Atif Mian and Amir Sufi fassen das Wichtigste in zwei Blog-Beiträgen (hier und hier) von gestern und heute zusammen.
"The gains in productivity were quite widely shared from 1947 to 1980. Real income for the median U.S. family doubled during this time just as output per hour of work performed doubled. The rising tide was lifting all boats.
However, what we want to focus on today is the remarkable separation in productivity and median real income since 1980. While the United States is producing twice as much per hour of work today compared to 1980, a small part of the gain in real income has gone to the bottom half of the income distribution. The gap between productivity and median real income is at an historic all-time high today.

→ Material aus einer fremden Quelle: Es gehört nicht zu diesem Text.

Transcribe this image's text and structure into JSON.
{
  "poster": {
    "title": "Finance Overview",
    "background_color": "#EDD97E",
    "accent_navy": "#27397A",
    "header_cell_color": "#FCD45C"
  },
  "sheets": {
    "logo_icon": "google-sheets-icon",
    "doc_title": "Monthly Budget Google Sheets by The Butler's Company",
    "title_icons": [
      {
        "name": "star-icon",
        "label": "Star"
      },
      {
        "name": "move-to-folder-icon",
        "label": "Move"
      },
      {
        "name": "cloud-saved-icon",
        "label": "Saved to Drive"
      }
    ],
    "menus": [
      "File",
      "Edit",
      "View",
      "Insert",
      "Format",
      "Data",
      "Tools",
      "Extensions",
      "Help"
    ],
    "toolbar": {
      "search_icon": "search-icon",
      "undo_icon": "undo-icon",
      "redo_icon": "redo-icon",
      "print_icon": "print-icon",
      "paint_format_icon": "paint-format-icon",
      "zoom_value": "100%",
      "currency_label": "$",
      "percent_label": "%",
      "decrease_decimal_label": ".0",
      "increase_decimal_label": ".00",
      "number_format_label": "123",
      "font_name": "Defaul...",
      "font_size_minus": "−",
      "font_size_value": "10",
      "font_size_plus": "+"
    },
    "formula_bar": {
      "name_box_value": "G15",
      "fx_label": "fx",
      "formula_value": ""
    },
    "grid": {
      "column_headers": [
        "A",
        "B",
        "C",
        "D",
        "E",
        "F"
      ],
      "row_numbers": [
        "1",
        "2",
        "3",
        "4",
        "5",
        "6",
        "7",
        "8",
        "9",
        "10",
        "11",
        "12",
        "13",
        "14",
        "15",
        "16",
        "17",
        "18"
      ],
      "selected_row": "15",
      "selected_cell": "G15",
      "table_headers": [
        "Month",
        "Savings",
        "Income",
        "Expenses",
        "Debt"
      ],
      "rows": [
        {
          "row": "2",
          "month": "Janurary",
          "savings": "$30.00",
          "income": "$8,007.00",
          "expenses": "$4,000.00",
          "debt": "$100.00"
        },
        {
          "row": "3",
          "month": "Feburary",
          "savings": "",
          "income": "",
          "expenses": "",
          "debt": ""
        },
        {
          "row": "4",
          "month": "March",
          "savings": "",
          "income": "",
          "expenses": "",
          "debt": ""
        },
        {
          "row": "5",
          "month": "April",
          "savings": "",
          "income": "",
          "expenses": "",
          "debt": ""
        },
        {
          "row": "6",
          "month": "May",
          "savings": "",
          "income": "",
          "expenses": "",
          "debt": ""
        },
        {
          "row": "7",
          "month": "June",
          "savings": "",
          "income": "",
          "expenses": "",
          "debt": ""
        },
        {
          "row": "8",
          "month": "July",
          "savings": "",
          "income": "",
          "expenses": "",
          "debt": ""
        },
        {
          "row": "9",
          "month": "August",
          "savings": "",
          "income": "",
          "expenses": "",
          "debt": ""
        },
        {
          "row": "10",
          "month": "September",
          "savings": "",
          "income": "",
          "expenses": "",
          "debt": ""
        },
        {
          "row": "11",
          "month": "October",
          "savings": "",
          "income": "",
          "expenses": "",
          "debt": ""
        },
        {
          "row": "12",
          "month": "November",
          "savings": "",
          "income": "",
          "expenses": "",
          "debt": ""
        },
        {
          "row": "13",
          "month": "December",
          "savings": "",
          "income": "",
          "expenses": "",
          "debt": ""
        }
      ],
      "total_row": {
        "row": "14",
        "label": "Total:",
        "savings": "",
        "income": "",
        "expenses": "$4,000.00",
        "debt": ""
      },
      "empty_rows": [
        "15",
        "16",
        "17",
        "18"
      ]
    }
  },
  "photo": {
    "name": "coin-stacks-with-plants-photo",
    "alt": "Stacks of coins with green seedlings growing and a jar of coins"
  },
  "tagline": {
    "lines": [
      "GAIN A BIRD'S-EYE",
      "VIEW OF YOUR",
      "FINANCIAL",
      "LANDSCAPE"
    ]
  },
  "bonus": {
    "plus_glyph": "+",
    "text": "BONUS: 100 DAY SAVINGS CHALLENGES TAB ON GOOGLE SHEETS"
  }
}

So where are all of the gains in productivity going? Two places:
First, owners of capital are getting a bigger share of GDP than before. In other words, the share of profits has risen faster than wages. Second, the highest paid workers are getting a bigger share of the wages that go to labor.
The net result is that families at the higher end of the income distribution have received more of the income produced by the economy since the 1980s. The latter fact has been documented meticulously by the brilliant research of Thomas Piketty and Emmanuel Saez."
"The top 20% of the wealth distribution holds over 85% of the financial assets in the economy. So it is clear that the direct income from capital goes to the wealthiest American households. [...] He [Edward Wolff] shows that the share of financial assets held by the top 20% of the wealth distribution has been increasing since 1983."